Although not classified as a passive solar technology, the use of thermal insulation or superinsulation is invariably employed to reduce heat loss or unwanted heat gain.

Trombe Wall

A Trombe wall is a sun-facing wall built from material that can act as a thermal mass (such as stone, concrete, adobe or water tanks), combined with an air space, insulated glazing and vents to form a large solar thermal collector.

The idea popularized in the 1960's was just the glazed, heavy wall. During the day, sunlight would shine through the insulated glazing and warm the surface of the thermal mass. At night, heat would escape from the thermal mass, primarily to the outside. Because of the insulating glazing, the average temperature of the thermal mass can be significantly above the average outdoor temperature. If the glazing insulates well enough, and outdoor temperatures are not too low, the average temperature of the thermal mass will be significantly higher than room temperature, and heat will flow into the house interior.

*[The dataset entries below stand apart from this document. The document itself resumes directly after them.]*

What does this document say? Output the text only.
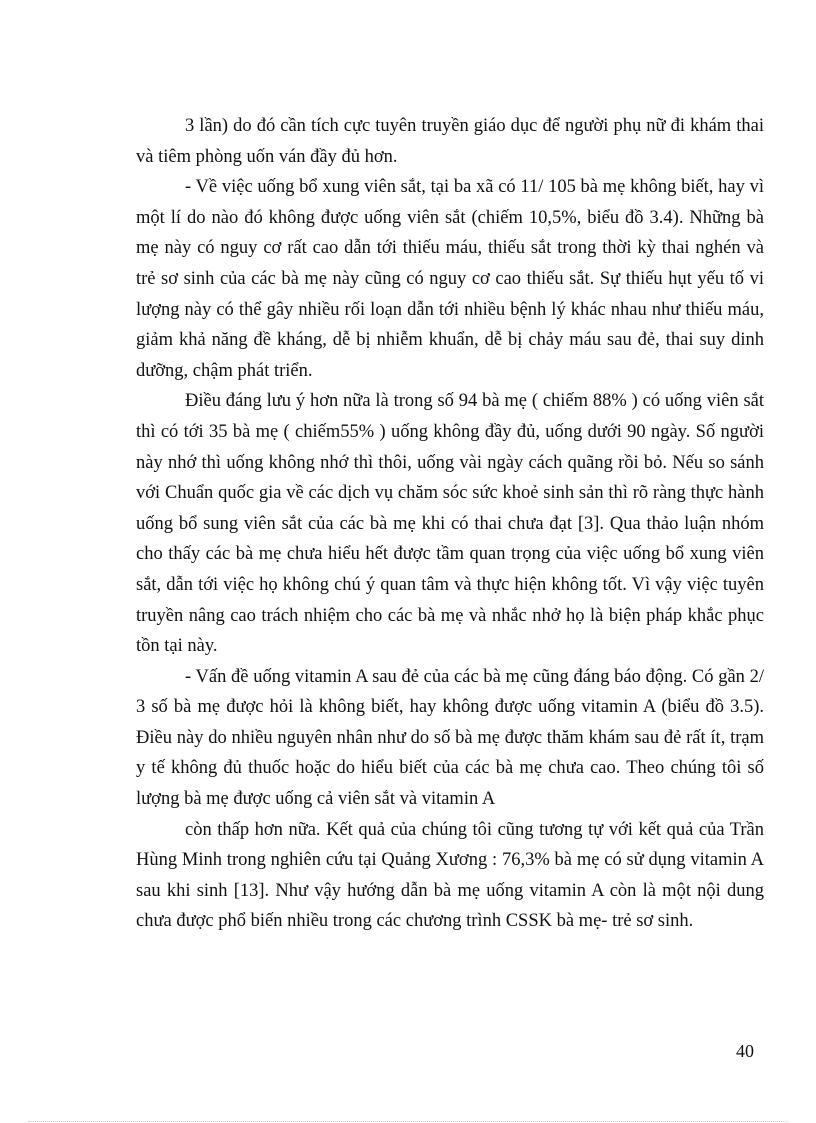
3 lần) do đó cần tích cực tuyên truyền giáo dục để người phụ nữ đi khám thai và tiêm phòng uốn ván đầy đủ hơn.

- Về việc uống bổ xung viên sắt, tại ba xã có 11/ 105 bà mẹ không biết, hay vì một lí do nào đó không được uống viên sắt (chiếm 10,5%, biểu đồ 3.4). Những bà mẹ này có nguy cơ rất cao dẫn tới thiếu máu, thiếu sắt trong thời kỳ thai nghén và trẻ sơ sinh của các bà mẹ này cũng có nguy cơ cao thiếu sắt. Sự thiếu hụt yếu tố vi lượng này có thể gây nhiều rối loạn dẫn tới nhiều bệnh lý khác nhau như thiếu máu, giảm khả năng đề kháng, dễ bị nhiễm khuẩn, dễ bị chảy máu sau đẻ, thai suy dinh dưỡng, chậm phát triển.

Điều đáng lưu ý hơn nữa là trong số 94 bà mẹ ( chiếm 88% ) có uống viên sắt thì có tới 35 bà mẹ ( chiếm55% ) uống không đầy đủ, uống dưới 90 ngày. Số người này nhớ thì uống không nhớ thì thôi, uống vài ngày cách quãng rồi bỏ. Nếu so sánh với Chuẩn quốc gia về các dịch vụ chăm sóc sức khoẻ sinh sản thì rõ ràng thực hành uống bổ sung viên sắt của các bà mẹ khi có thai chưa đạt [3]. Qua thảo luận nhóm cho thấy các bà mẹ chưa hiểu hết được tầm quan trọng của việc uống bổ xung viên sắt, dẫn tới việc họ không chú ý quan tâm và thực hiện không tốt. Vì vậy việc tuyên truyền nâng cao trách nhiệm cho các bà mẹ và nhắc nhở họ là biện pháp khắc phục tồn tại này.

- Vấn đề uống vitamin A sau đẻ của các bà mẹ cũng đáng báo động. Có gần 2/ 3 số bà mẹ được hỏi là không biết, hay không được uống vitamin A (biểu đồ 3.5). Điều này do nhiều nguyên nhân như do số bà mẹ được thăm khám sau đẻ rất ít, trạm y tế không đủ thuốc hoặc do hiểu biết của các bà mẹ chưa cao. Theo chúng tôi số lượng bà mẹ được uống cả viên sắt và vitamin A

còn thấp hơn nữa. Kết quả của chúng tôi cũng tương tự với kết quả của Trần Hùng Minh trong nghiên cứu tại Quảng Xương : 76,3% bà mẹ có sử dụng vitamin A sau khi sinh [13]. Như vậy hướng dẫn bà mẹ uống vitamin A còn là một nội dung chưa được phổ biến nhiều trong các chương trình CSSK bà mẹ- trẻ sơ sinh.

40
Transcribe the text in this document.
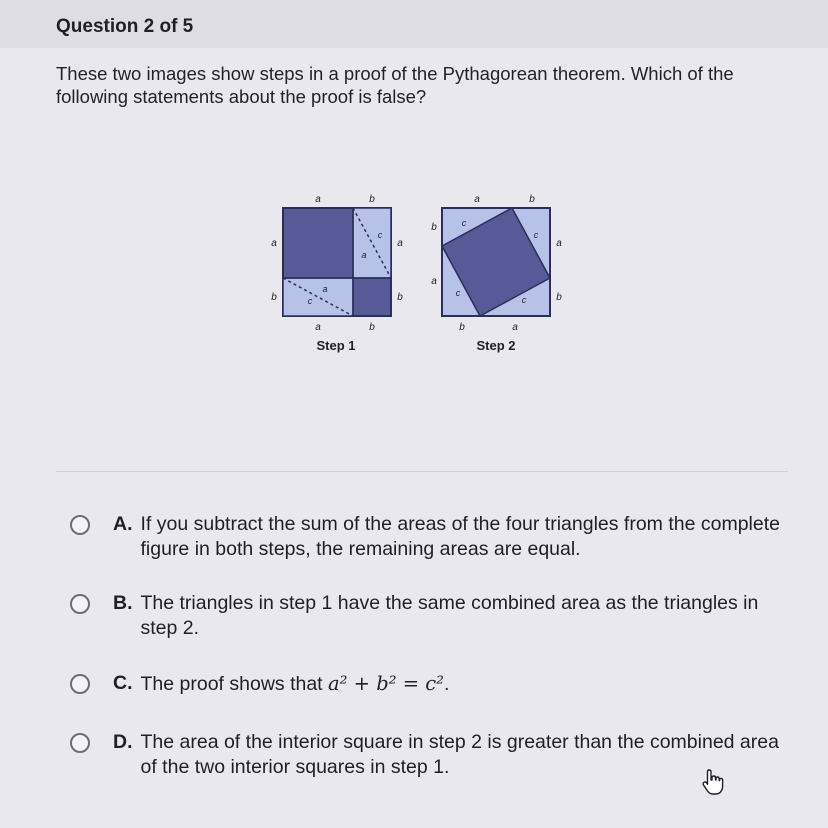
Question 2 of 5
These two images show steps in a proof of the Pythagorean theorem. Which of the following statements about the proof is false?
a	b
a
b
a
b
a	b
c
a
a
c
Step 1
a	b
b
a
a
b
b	a
c
c
c
c
Step 2
A. If you subtract the sum of the areas of the four triangles from the complete figure in both steps, the remaining areas are equal.
B. The triangles in step 1 have the same combined area as the triangles in step 2.
C. The proof shows that a² + b² = c².
D. The area of the interior square in step 2 is greater than the combined area of the two interior squares in step 1.
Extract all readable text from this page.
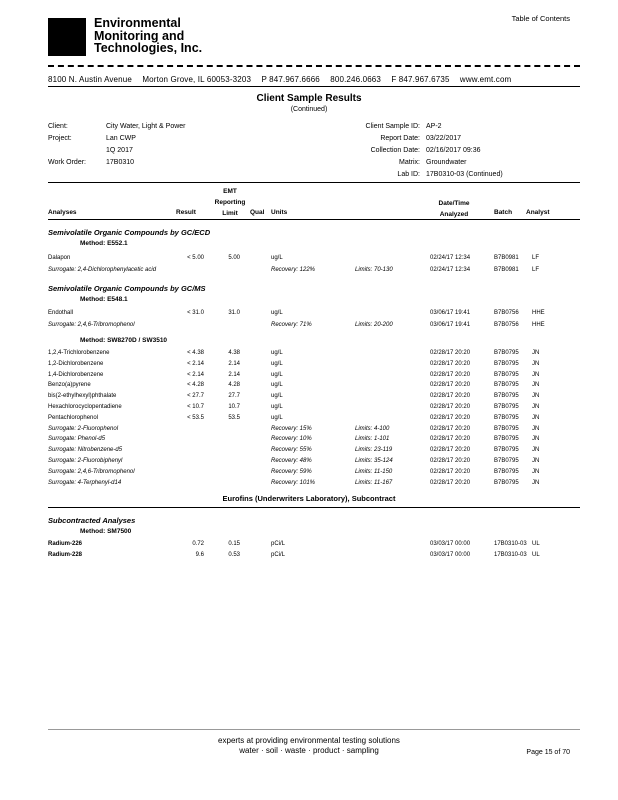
Table of Contents
Environmental
Monitoring and
Technologies, Inc.
8100 N. Austin Avenue Morton Grove, IL 60053-3203 P 847.967.6666 800.246.0663 F 847.967.6735 www.emt.com
Client Sample Results
(Continued)
Client:	City Water, Light & Power
Project:	Lan CWP
1Q 2017
Work Order:	17B0310
Client Sample ID: AP-2
Report Date: 03/22/2017
Collection Date: 02/16/2017 09:36
Matrix: Groundwater
Lab ID: 17B0310-03 (Continued)
Analyses	Result
EMT
Reporting
Limit	Qual Units
Date/Time
Analyzed	Batch Analyst
Semivolatile Organic Compounds by GC/ECD
Method: E552.1
Semivolatile Organic Compounds by GC/MS
Method: E548.1
Method: SW8270D / SW3510
Eurofins (Underwriters Laboratory), Subcontract
Subcontracted Analyses
Method: SM7500
Dalapon	< 5.00	5.00	ug/L	02/24/17 12:34	B7B0981 LF
Surrogate: 2,4-Dichlorophenylacetic acid	Recovery: 122%	Limits: 70-130	02/24/17 12:34	B7B0981 LF
Endothall	< 31.0	31.0	ug/L	03/06/17 19:41	B7B0756 HHE
Surrogate: 2,4,6-Tribromophenol	Recovery: 71%	Limits: 20-200	03/06/17 19:41	B7B0756 HHE
1,2,4-Trichlorobenzene	< 4.38	4.38	ug/L	02/28/17 20:20	B7B0795 JN
1,2-Dichlorobenzene	< 2.14	2.14	ug/L	02/28/17 20:20	B7B0795 JN
1,4-Dichlorobenzene	< 2.14	2.14	ug/L	02/28/17 20:20	B7B0795 JN
Benzo(a)pyrene	< 4.28	4.28	ug/L	02/28/17 20:20	B7B0795 JN
bis(2-ethylhexyl)phthalate	< 27.7	27.7	ug/L	02/28/17 20:20	B7B0795 JN
Hexachlorocyclopentadiene	< 10.7	10.7	ug/L	02/28/17 20:20	B7B0795 JN
Pentachlorophenol	< 53.5	53.5	ug/L	02/28/17 20:20	B7B0795 JN
Surrogate: 2-Fluorophenol	Recovery: 15%	Limits: 4-100	02/28/17 20:20	B7B0795 JN
Surrogate: Phenol-d5	Recovery: 10%	Limits: 1-101	02/28/17 20:20	B7B0795 JN
Surrogate: Nitrobenzene-d5	Recovery: 55%	Limits: 23-119	02/28/17 20:20	B7B0795 JN
Surrogate: 2-Fluorobiphenyl	Recovery: 48%	Limits: 35-124	02/28/17 20:20	B7B0795 JN
Surrogate: 2,4,6-Tribromophenol	Recovery: 59%	Limits: 11-150	02/28/17 20:20	B7B0795 JN
Surrogate: 4-Terphenyl-d14	Recovery: 101%	Limits: 11-167	02/28/17 20:20	B7B0795 JN
Radium-226	0.72	0.15	pCi/L	03/03/17 00:00	17B0310-03 UL
Radium-228	9.6	0.53	pCi/L	03/03/17 00:00	17B0310-03 UL
experts at providing environmental testing solutions
water · soil · waste · product · sampling	Page 15 of 70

Modern Trombe walls have vents added to the top and bottom of the air gap between the glazing and the thermal mass. Heated air flows via convection into the building interior. The vents have one-way flaps which prevent convection at night, thereby making heat flow strongly directional. This kind of design is an isolated passive thermal collector. By moving the heat away from the collection surface, it greatly reduces thermal losses at night and improves overall heat gain. Generally, the vents to the interior are closed in summer months when heat gain is not wanted.

Nighttime thermal losses through the thermal mass can still be significant. The modern design can be still further improved by insulating the thermal mass from the collection surface. The insulation greatly reduces nighttime heat losses at the cost of smaller reductions in daytime heat gain.